Splunk isn’t just a product in search of a market, Baum insists; in fact, its impetus grew out of his experience at Yahoo!, Infoseek, and elsewhere. “I took a look at the kinds of things we did when I was at Yahoo, and even when I was at Infoseek, we had a lot of individual system administrators, support people, developers who would be called in for escalation, going through all of these different data sources, whether it was a database creating its own records or a bunch of J2EE traffic coming down a message bus. They’d have to comb through it to identify problems,” he says. “In a best-case scenario, it might only take a few hours or days—but in some cases, it could take weeks.”

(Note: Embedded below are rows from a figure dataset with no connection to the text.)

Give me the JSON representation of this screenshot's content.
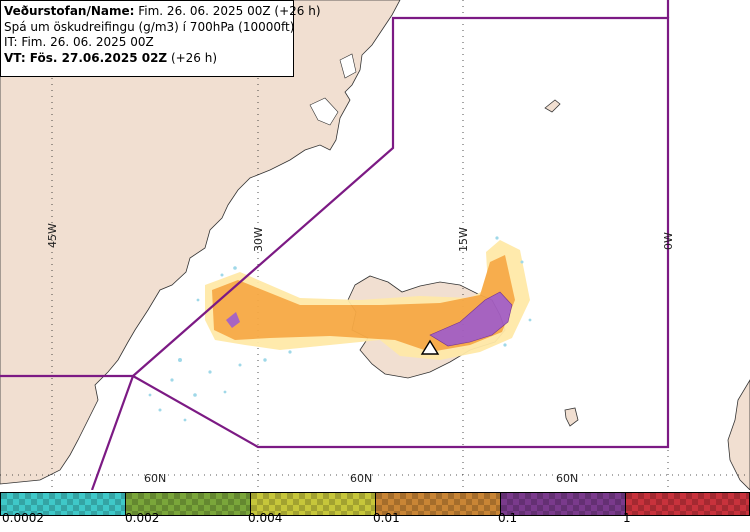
{
  "info": {
    "org_label": "Veðurstofan/Name:",
    "org_value": " Fim. 26. 06. 2025 00Z (+26 h)",
    "title": "Spá um öskudreifingu (g/m3) í 700hPa (10000ft)",
    "it": "IT: Fim. 26. 06. 2025 00Z",
    "vt_label": "VT: Fös. 27.06.2025 02Z",
    "vt_suffix": " (+26 h)"
  },
  "grid": {
    "lon_labels": [
      "45W",
      "30W",
      "15W",
      "0W"
    ],
    "lat_labels": [
      "60N",
      "60N",
      "60N"
    ]
  },
  "legend": {
    "ticks": [
      "0.0002",
      "0.002",
      "0.004",
      "0.01",
      "0.1",
      "1"
    ],
    "colors": [
      "#3fc8c8",
      "#7aa63a",
      "#c6c63a",
      "#c98535",
      "#7a3a8c",
      "#c8323c"
    ]
  },
  "colors": {
    "land": "#f1dfd1",
    "sea": "#ffffff",
    "boundary": "#7c1a84",
    "ash_low": "#ffd27a",
    "ash_mid": "#f7a944",
    "ash_high": "#a35dc0"
  }
}
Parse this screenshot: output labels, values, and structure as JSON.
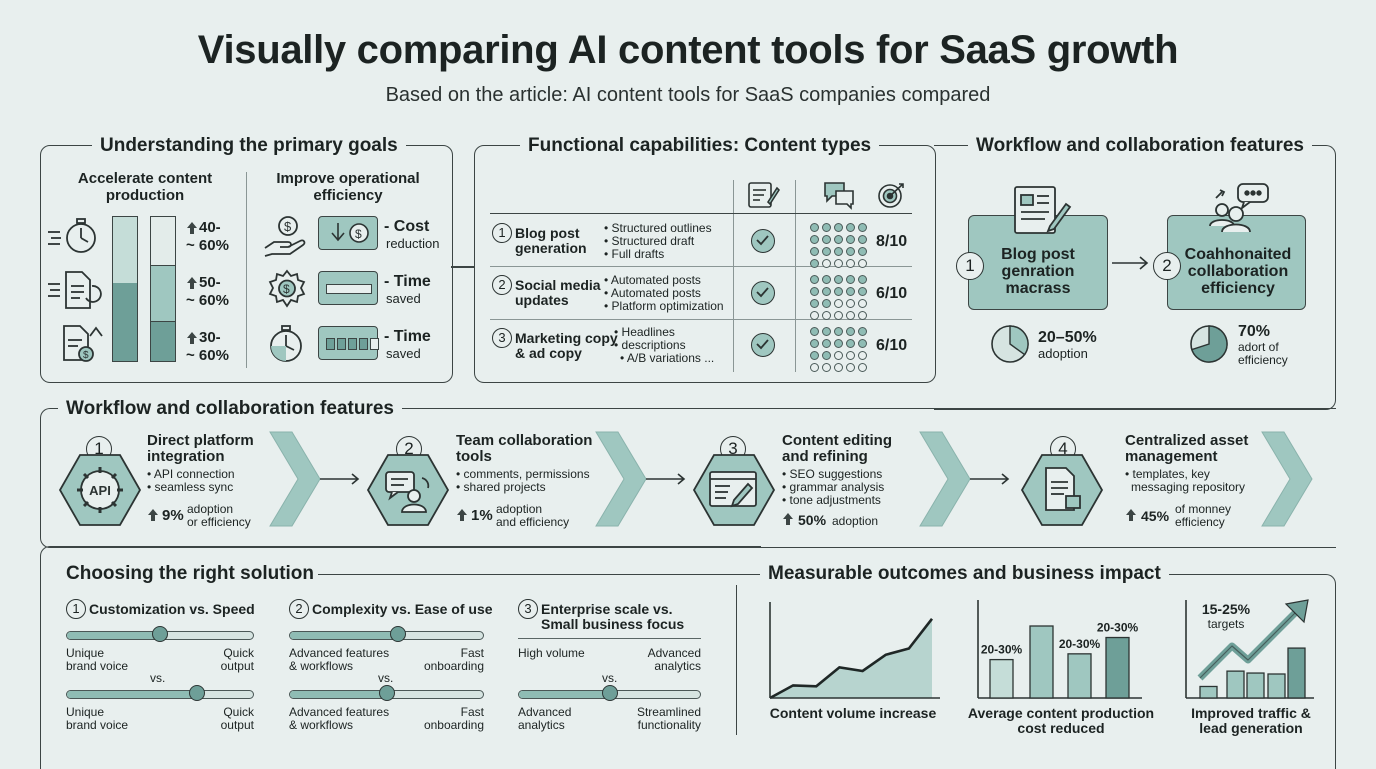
{
  "title": "Visually comparing AI content tools for SaaS growth",
  "subtitle": "Based on the article: AI content tools for SaaS companies compared",
  "goals": {
    "heading": "Understanding the primary goals",
    "col1_title": "Accelerate content production",
    "col2_title": "Improve operational efficiency",
    "bars": [
      {
        "label_a": "40-",
        "label_b": "~ 60%",
        "fill": 0.4
      },
      {
        "label_a": "50-",
        "label_b": "~ 60%",
        "fill": 0.55
      },
      {
        "label_a": "30-",
        "label_b": "~ 60%",
        "fill": 0.3
      }
    ],
    "efficiency": [
      {
        "title": "- Cost",
        "sub": "reduction"
      },
      {
        "title": "- Time",
        "sub": "saved"
      },
      {
        "title": "- Time",
        "sub": "saved"
      }
    ]
  },
  "capabilities": {
    "heading": "Functional capabilities: Content types",
    "rows": [
      {
        "num": "1",
        "name_a": "Blog post",
        "name_b": "generation",
        "bullets": [
          "• Structured outlines",
          "• Structured draft",
          "• Full drafts"
        ],
        "score": "8/10",
        "filled": 16
      },
      {
        "num": "2",
        "name_a": "Social media",
        "name_b": "updates",
        "bullets": [
          "• Automated posts",
          "• Automated posts",
          "• Platform optimization"
        ],
        "score": "6/10",
        "filled": 12
      },
      {
        "num": "3",
        "name_a": "Marketing copy",
        "name_b": "& ad copy",
        "bullets": [
          "• Headlines",
          "• descriptions",
          "• A/B variations ..."
        ],
        "score": "6/10",
        "filled": 12
      }
    ]
  },
  "workflow_top": {
    "heading": "Workflow and collaboration features",
    "card1": {
      "num": "1",
      "lines": [
        "Blog post",
        "genration",
        "macrass"
      ],
      "pct": "20–50%",
      "sub": "adoption",
      "fill": 0.35
    },
    "card2": {
      "num": "2",
      "lines": [
        "Coahhonaited",
        "collaboration",
        "efficiency"
      ],
      "pct": "70%",
      "sub_a": "adort of",
      "sub_b": "efficiency",
      "fill": 0.7
    }
  },
  "workflow_steps": {
    "heading": "Workflow and collaboration features",
    "steps": [
      {
        "num": "1",
        "title_a": "Direct platform",
        "title_b": "integration",
        "bullets": [
          "• API connection",
          "• seamless sync"
        ],
        "pct": "9%",
        "note_a": "adoption",
        "note_b": "or efficiency",
        "icon_text": "API"
      },
      {
        "num": "2",
        "title_a": "Team collaboration",
        "title_b": "tools",
        "bullets": [
          "• comments, permissions",
          "• shared projects"
        ],
        "pct": "1%",
        "note_a": "adoption",
        "note_b": "and efficiency"
      },
      {
        "num": "3",
        "title_a": "Content editing",
        "title_b": "and refining",
        "bullets": [
          "• SEO suggestions",
          "• grammar analysis",
          "• tone adjustments"
        ],
        "pct": "50%",
        "note_a": "adoption",
        "note_b": ""
      },
      {
        "num": "4",
        "title_a": "Centralized asset",
        "title_b": "management",
        "bullets": [
          "• templates, key",
          "  messaging repository"
        ],
        "pct": "45%",
        "note_a": "of monney",
        "note_b": "efficiency"
      }
    ]
  },
  "choosing": {
    "heading": "Choosing the right solution",
    "groups": [
      {
        "num": "1",
        "title_a": "Customization vs. Speed",
        "title_b": "",
        "s1": {
          "left_a": "Unique",
          "left_b": "brand voice",
          "right_a": "Quick",
          "right_b": "output",
          "value": 0.5
        },
        "vs": "vs.",
        "s2": {
          "left_a": "Unique",
          "left_b": "brand voice",
          "right_a": "Quick",
          "right_b": "output",
          "value": 0.7
        }
      },
      {
        "num": "2",
        "title_a": "Complexity vs. Ease of use",
        "title_b": "",
        "s1": {
          "left_a": "Advanced features",
          "left_b": "& workflows",
          "right_a": "Fast",
          "right_b": "onboarding",
          "value": 0.56
        },
        "vs": "vs.",
        "s2": {
          "left_a": "Advanced features",
          "left_b": "& workflows",
          "right_a": "Fast",
          "right_b": "onboarding",
          "value": 0.5
        }
      },
      {
        "num": "3",
        "title_a": "Enterprise scale vs.",
        "title_b": "Small business focus",
        "s1": {
          "left_a": "High volume",
          "left_b": "",
          "right_a": "Advanced",
          "right_b": "analytics",
          "value": null
        },
        "vs": "vs.",
        "s2": {
          "left_a": "Advanced",
          "left_b": "analytics",
          "right_a": "Streamlined",
          "right_b": "functionality",
          "value": 0.5
        }
      }
    ]
  },
  "outcomes": {
    "heading": "Measurable outcomes and business impact",
    "charts": [
      {
        "caption_a": "Content volume increase",
        "caption_b": ""
      },
      {
        "caption_a": "Average content production",
        "caption_b": "cost reduced"
      },
      {
        "caption_a": "Improved traffic &",
        "caption_b": "lead generation"
      }
    ]
  },
  "chart_data": [
    {
      "type": "area",
      "title": "",
      "xlabel": "",
      "ylabel": "",
      "caption": "Content volume increase",
      "x": [
        1,
        2,
        3,
        4,
        5,
        6,
        7,
        8
      ],
      "values": [
        0,
        14,
        13,
        34,
        30,
        48,
        55,
        88
      ],
      "ylim": [
        0,
        100
      ]
    },
    {
      "type": "bar",
      "title": "",
      "caption": "Average content production cost reduced",
      "categories": [
        "1",
        "2",
        "3",
        "4"
      ],
      "values": [
        40,
        75,
        46,
        63
      ],
      "ylim": [
        0,
        100
      ],
      "labels": [
        "20-30%",
        "",
        "20-30%",
        "20-30%"
      ]
    },
    {
      "type": "bar",
      "title": "",
      "caption": "Improved traffic & lead generation",
      "categories": [
        "1",
        "2",
        "3",
        "4",
        "5"
      ],
      "values": [
        12,
        28,
        26,
        25,
        52
      ],
      "ylim": [
        0,
        100
      ],
      "annotation_a": "15-25%",
      "annotation_b": "targets"
    }
  ]
}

Baum says Splunk can get at almost any data source—including data residing on mainframe systems. It supports standard connectivity (ODBC and JDBC, for example), messaging (MQSeries, MSMQ, or JMS), and management (SNMP) standards, and also ships with a SOAP connectivity toolkit. “We have a number of different ways to tap data. We include a complete open set of SOAP APIs, for example, and as far as mainframe data goes, I know we’ve had people get at it right through TCP sockets,” Baum notes.

Splunk is a pay-for-use product, but it’s also available as a free “lite” tool. It’s by means of the free download that many customers first take the Splunk plunge, Baum says.

“Anyone can come to our Web site and download the product. We’re doing on the order of 15,000 downloads on our Web site a month now,” he says. “That’s the typical entry point for a lot of [customers]. They’re searching [the Web] for something to help them [troubleshoot] these problems, and they end up downloading the free tool to try it out.”

About the Author

Stephen Swoyer is a Nashville, TN-based freelance journalist who writes about technology.